Apesar do avanço, a principal medida aguardada — a votação do Projeto de Lei (PL) que altera os horários previstos na Lei 1.572/2000 — não foi pautada. A maioria dos vereadores decidiu remarcar a votação para uma sessão extraordinária na sexta-feira (31), após uma reunião entre o Legislativo, a prefeita Eliene Liberato e o Ministério Público Estadual.
Durante a defesa da proposta, Pastorello protagonizou uma demonstração prática inusitada. Usando uma pequena caixa de som JBL GO3 e o aplicativo de medição de seu celular Samsung Galaxy S25 Ultra, ele mostrou que o equipamento, mesmo de baixa potência (5W), pode registrar 90 decibéis (dB) a curta distância. O exemplo serviu para reforçar sua crítica à legislação vigente, que ele classificou como anacrônica e aplicada sem rigor técnico.
“Uma caixinha deste tamanho pode gerar 90dB, depende de como mede. Mas a medida de respeito aos direitos das pessoas está em como o som chega a elas, não em como é emitido”, afirmou o vereador.
Pastorello defendeu que as medições de ruído sigam as normas técnicas da NBR 10.152, priorizando o direito ao sossego e a saúde pública, especialmente de grupos mais sensíveis, como idosos, crianças e pessoas com Transtorno do Espectro Autista (TEA).

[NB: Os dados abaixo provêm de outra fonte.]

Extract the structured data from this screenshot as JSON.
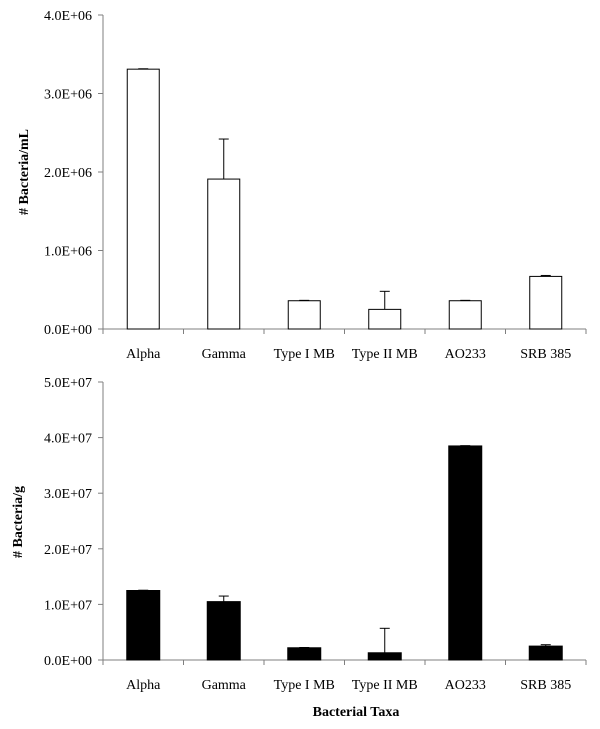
{
  "chart_data": [
    {
      "type": "bar",
      "categories": [
        "Alpha",
        "Gamma",
        "Type I MB",
        "Type II MB",
        "AO233",
        "SRB 385"
      ],
      "values": [
        3310000,
        1910000,
        360000,
        250000,
        360000,
        670000
      ],
      "errors": [
        5000,
        510000,
        5000,
        230000,
        5000,
        12000
      ],
      "xlabel": "",
      "ylabel": "# Bacteria/mL",
      "ylim": [
        0,
        4000000
      ],
      "yticks": [
        0,
        1000000,
        2000000,
        3000000,
        4000000
      ],
      "ytick_labels": [
        "0.0E+00",
        "1.0E+06",
        "2.0E+06",
        "3.0E+06",
        "4.0E+06"
      ],
      "bar_fill": "#ffffff",
      "bar_stroke": "#000000",
      "grid": false
    },
    {
      "type": "bar",
      "categories": [
        "Alpha",
        "Gamma",
        "Type I MB",
        "Type II MB",
        "AO233",
        "SRB 385"
      ],
      "values": [
        12500000,
        10500000,
        2200000,
        1300000,
        38500000,
        2500000
      ],
      "errors": [
        50000,
        1000000,
        50000,
        4400000,
        50000,
        250000
      ],
      "xlabel": "Bacterial Taxa",
      "ylabel": "# Bacteria/g",
      "ylim": [
        0,
        50000000
      ],
      "yticks": [
        0,
        10000000,
        20000000,
        30000000,
        40000000,
        50000000
      ],
      "ytick_labels": [
        "0.0E+00",
        "1.0E+07",
        "2.0E+07",
        "3.0E+07",
        "4.0E+07",
        "5.0E+07"
      ],
      "bar_fill": "#000000",
      "bar_stroke": "#000000",
      "grid": false
    }
  ]
}
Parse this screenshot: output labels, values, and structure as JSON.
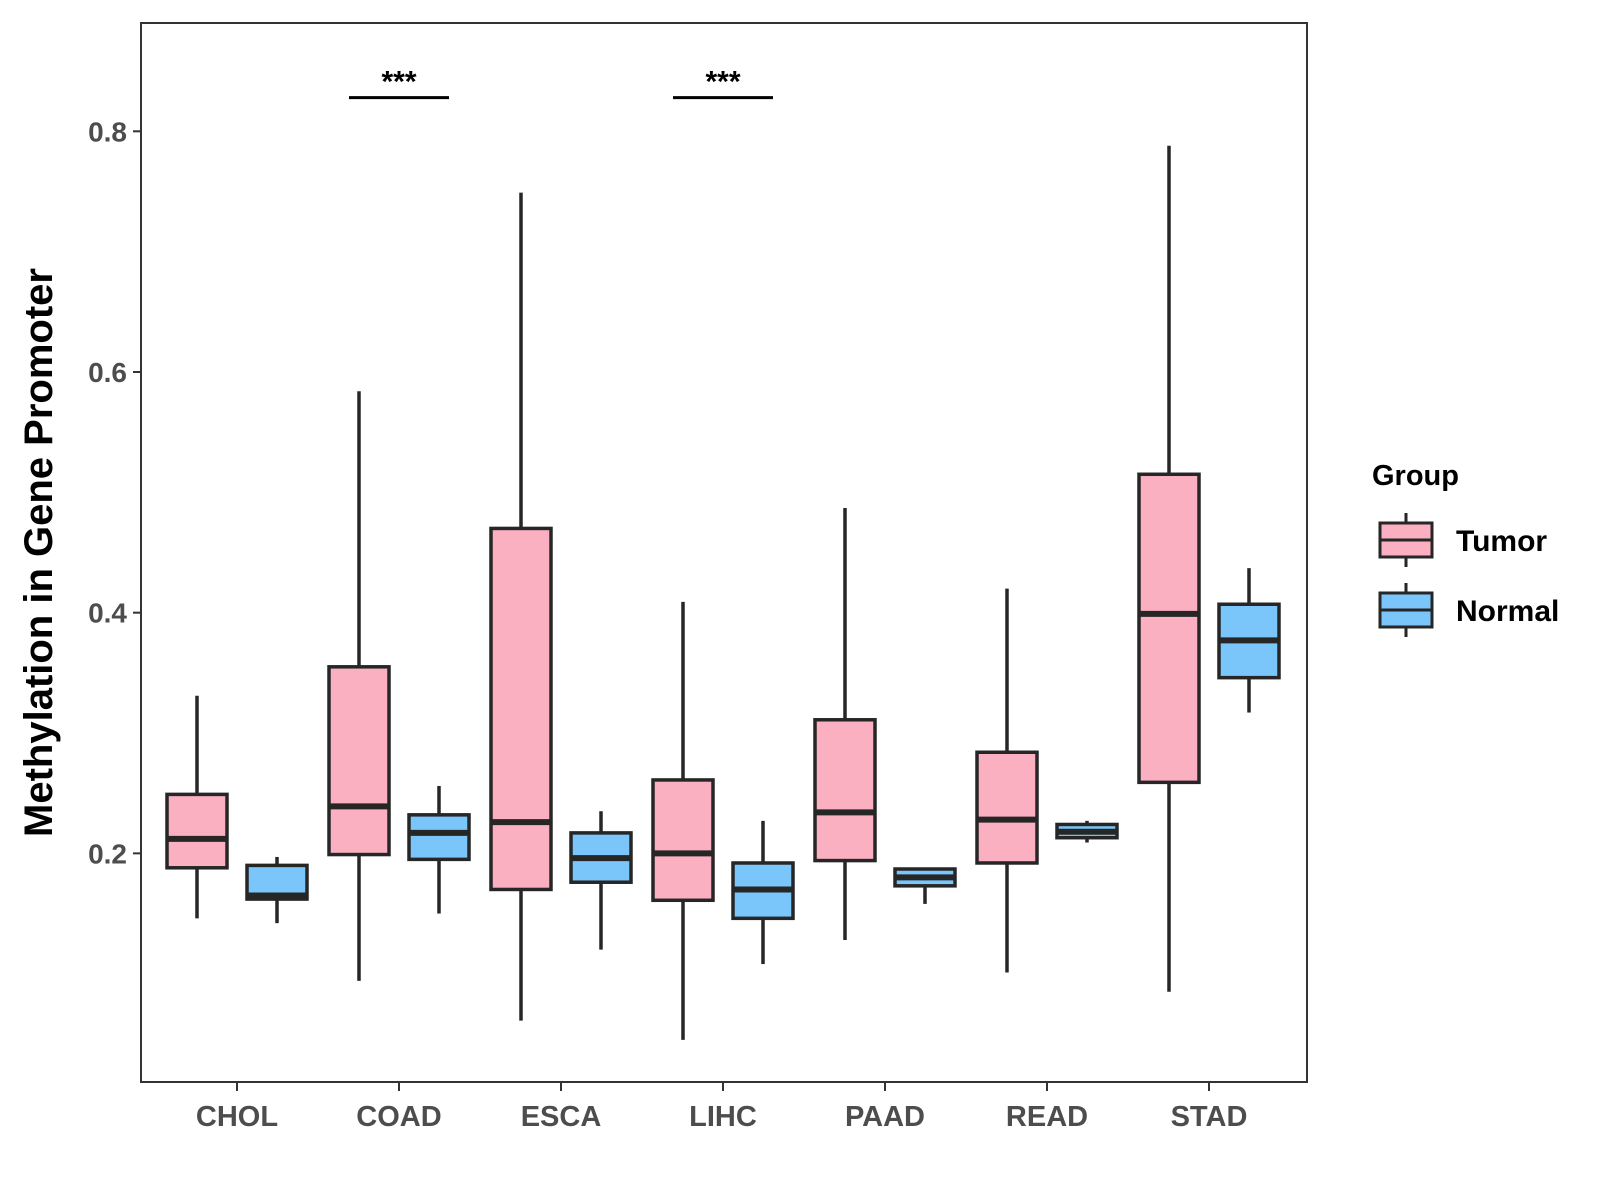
{
  "chart_data": {
    "type": "boxplot",
    "title": "",
    "xlabel": "",
    "ylabel": "Methylation in Gene Promoter",
    "ylim": [
      0.01,
      0.89
    ],
    "yticks": [
      0.2,
      0.4,
      0.6,
      0.8
    ],
    "ytick_labels": [
      "0.2",
      "0.4",
      "0.6",
      "0.8"
    ],
    "grid": false,
    "categories": [
      "CHOL",
      "COAD",
      "ESCA",
      "LIHC",
      "PAAD",
      "READ",
      "STAD"
    ],
    "legend": {
      "title": "Group",
      "position": "right",
      "entries": [
        "Tumor",
        "Normal"
      ]
    },
    "series": [
      {
        "name": "Tumor",
        "color": "#FBB0C2",
        "boxes": [
          {
            "category": "CHOL",
            "whislo": 0.146,
            "q1": 0.188,
            "med": 0.212,
            "q3": 0.249,
            "whishi": 0.331
          },
          {
            "category": "COAD",
            "whislo": 0.094,
            "q1": 0.199,
            "med": 0.239,
            "q3": 0.355,
            "whishi": 0.584
          },
          {
            "category": "ESCA",
            "whislo": 0.061,
            "q1": 0.17,
            "med": 0.226,
            "q3": 0.47,
            "whishi": 0.749
          },
          {
            "category": "LIHC",
            "whislo": 0.045,
            "q1": 0.161,
            "med": 0.2,
            "q3": 0.261,
            "whishi": 0.409
          },
          {
            "category": "PAAD",
            "whislo": 0.128,
            "q1": 0.194,
            "med": 0.234,
            "q3": 0.311,
            "whishi": 0.487
          },
          {
            "category": "READ",
            "whislo": 0.101,
            "q1": 0.192,
            "med": 0.228,
            "q3": 0.284,
            "whishi": 0.42
          },
          {
            "category": "STAD",
            "whislo": 0.085,
            "q1": 0.259,
            "med": 0.399,
            "q3": 0.515,
            "whishi": 0.788
          }
        ]
      },
      {
        "name": "Normal",
        "color": "#7AC5FA",
        "boxes": [
          {
            "category": "CHOL",
            "whislo": 0.142,
            "q1": 0.162,
            "med": 0.165,
            "q3": 0.19,
            "whishi": 0.197
          },
          {
            "category": "COAD",
            "whislo": 0.15,
            "q1": 0.195,
            "med": 0.217,
            "q3": 0.232,
            "whishi": 0.256
          },
          {
            "category": "ESCA",
            "whislo": 0.12,
            "q1": 0.176,
            "med": 0.196,
            "q3": 0.217,
            "whishi": 0.235
          },
          {
            "category": "LIHC",
            "whislo": 0.108,
            "q1": 0.146,
            "med": 0.17,
            "q3": 0.192,
            "whishi": 0.227
          },
          {
            "category": "PAAD",
            "whislo": 0.158,
            "q1": 0.173,
            "med": 0.18,
            "q3": 0.187,
            "whishi": 0.187
          },
          {
            "category": "READ",
            "whislo": 0.209,
            "q1": 0.213,
            "med": 0.218,
            "q3": 0.224,
            "whishi": 0.227
          },
          {
            "category": "STAD",
            "whislo": 0.317,
            "q1": 0.346,
            "med": 0.377,
            "q3": 0.407,
            "whishi": 0.437
          }
        ]
      }
    ],
    "significance": [
      {
        "category": "COAD",
        "label": "***",
        "y": 0.828
      },
      {
        "category": "LIHC",
        "label": "***",
        "y": 0.828
      }
    ]
  }
}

A Indicação aprovada, que segue agora para análise da prefeita, é uma resposta direta à recente tensão social causada por notificações a estabelecimentos culturais com base em uma lei municipal de 2000.
A proposta prevê que o GT-SOM Cáceres seja um fórum permanente de diálogo, com representantes de várias secretarias municipais (Meio Ambiente, Cultura, Fazenda e Planejamento), da Câmara, do Ministério Público, do setor de bares e restaurantes, produtores culturais, associações de moradores, entidades religiosas e de defesa dos direitos de pessoas com deficiência e do espectro autista.

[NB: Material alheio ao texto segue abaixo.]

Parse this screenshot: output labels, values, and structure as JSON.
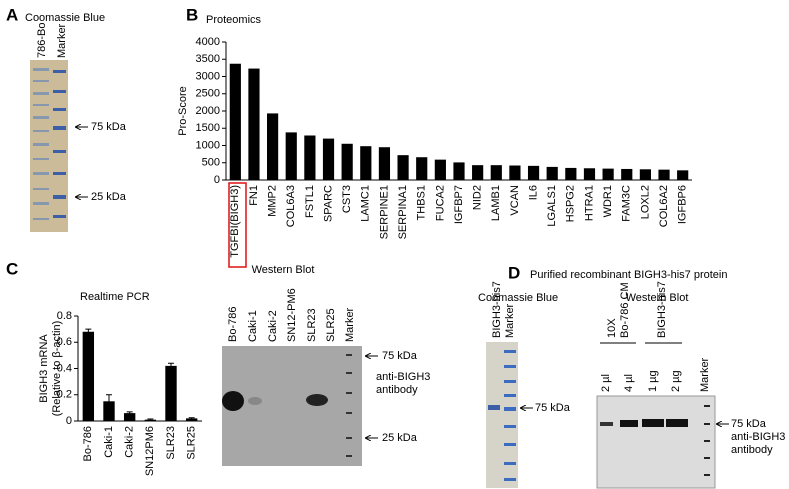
{
  "labels": {
    "a": "A",
    "b": "B",
    "c": "C",
    "d": "D"
  },
  "panel_a": {
    "title": "Coomassie Blue",
    "lanes": [
      "786-Bo",
      "Marker"
    ],
    "markers": [
      "75 kDa",
      "25 kDa"
    ]
  },
  "panel_c_blot": {
    "title": "Western Blot",
    "lanes": [
      "Bo-786",
      "Caki-1",
      "Caki-2",
      "SN12-PM6",
      "SLR23",
      "SLR25",
      "Marker"
    ],
    "markers": [
      "75 kDa",
      "25 kDa"
    ],
    "antibody": [
      "anti-BIGH3",
      "antibody"
    ]
  },
  "panel_d": {
    "title": "Purified recombinant BIGH3-his7 protein",
    "gel": {
      "title": "Coomassie Blue",
      "lanes": [
        "BIGH3-his7",
        "Marker"
      ],
      "marker": "75 kDa"
    },
    "blot": {
      "title": "Western Blot",
      "groups": [
        [
          "10X",
          "Bo-786 CM"
        ],
        "BIGH3-his7"
      ],
      "lanes": [
        "2 µl",
        "4 µl",
        "1 µg",
        "2 µg"
      ],
      "marker_lane": "Marker",
      "marker": "75 kDa",
      "antibody": [
        "anti-BIGH3",
        "antibody"
      ]
    }
  },
  "chart_data": [
    {
      "type": "bar",
      "title": "Proteomics",
      "ylabel": [
        "Pro-Score"
      ],
      "color": "#000000",
      "categories": [
        "TGFBI(BIGH3)",
        "FN1",
        "MMP2",
        "COL6A3",
        "FSTL1",
        "SPARC",
        "CST3",
        "LAMC1",
        "SERPINE1",
        "SERPINA1",
        "THBS1",
        "FUCA2",
        "IGFBP7",
        "NID2",
        "LAMB1",
        "VCAN",
        "IL6",
        "LGALS1",
        "HSPG2",
        "HTRA1",
        "WDR1",
        "FAM3C",
        "LOXL2",
        "COL6A2",
        "IGFBP6"
      ],
      "values": [
        3370,
        3230,
        1930,
        1380,
        1290,
        1200,
        1050,
        980,
        950,
        720,
        660,
        590,
        510,
        430,
        430,
        420,
        410,
        380,
        350,
        340,
        330,
        320,
        310,
        300,
        280
      ],
      "ylim": [
        0,
        4000
      ],
      "yticks": [
        0,
        500,
        1000,
        1500,
        2000,
        2500,
        3000,
        3500,
        4000
      ]
    },
    {
      "type": "bar",
      "title": "Realtime PCR",
      "ylabel": [
        "BIGH3 mRNA",
        "(Relative to β-actin)"
      ],
      "color": "#000000",
      "categories": [
        "Bo-786",
        "Caki-1",
        "Caki-2",
        "SN12PM6",
        "SLR23",
        "SLR25"
      ],
      "values": [
        0.68,
        0.15,
        0.06,
        0.01,
        0.42,
        0.02
      ],
      "errors": [
        0.02,
        0.05,
        0.01,
        0.005,
        0.02,
        0.005
      ],
      "ylim": [
        0,
        0.8
      ],
      "yticks": [
        0,
        0.2,
        0.4,
        0.6,
        0.8
      ]
    }
  ]
}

O grupo deverá elaborar o Plano Municipal de Convivência Urbana e Gestão Sonora, que incluirá um mapeamento acústico e uma Zonificação Sonora Inteligente, com áreas que variam de “Zonas de Silêncio” (próximas a hospitais) até “Zonas de Diversidade Cultural”, onde as regras seriam mais flexíveis para atividades artísticas.
Apesar de comemorar a aprovação da criação do GT, Pastorello cobrou agilidade na votação do PL que propôs como medida emergencial para regular horários e garantir segurança jurídica imediata aos empreendimentos culturais e à população.
A aprovação da Indicação demonstra o reconhecimento da Câmara quanto à necessidade de modernizar a legislação sobre ruídos urbanos, mas a falta de votação do projeto emergencial revela que a solução definitiva para o impasse ainda depende de vontade política para destravar a pauta.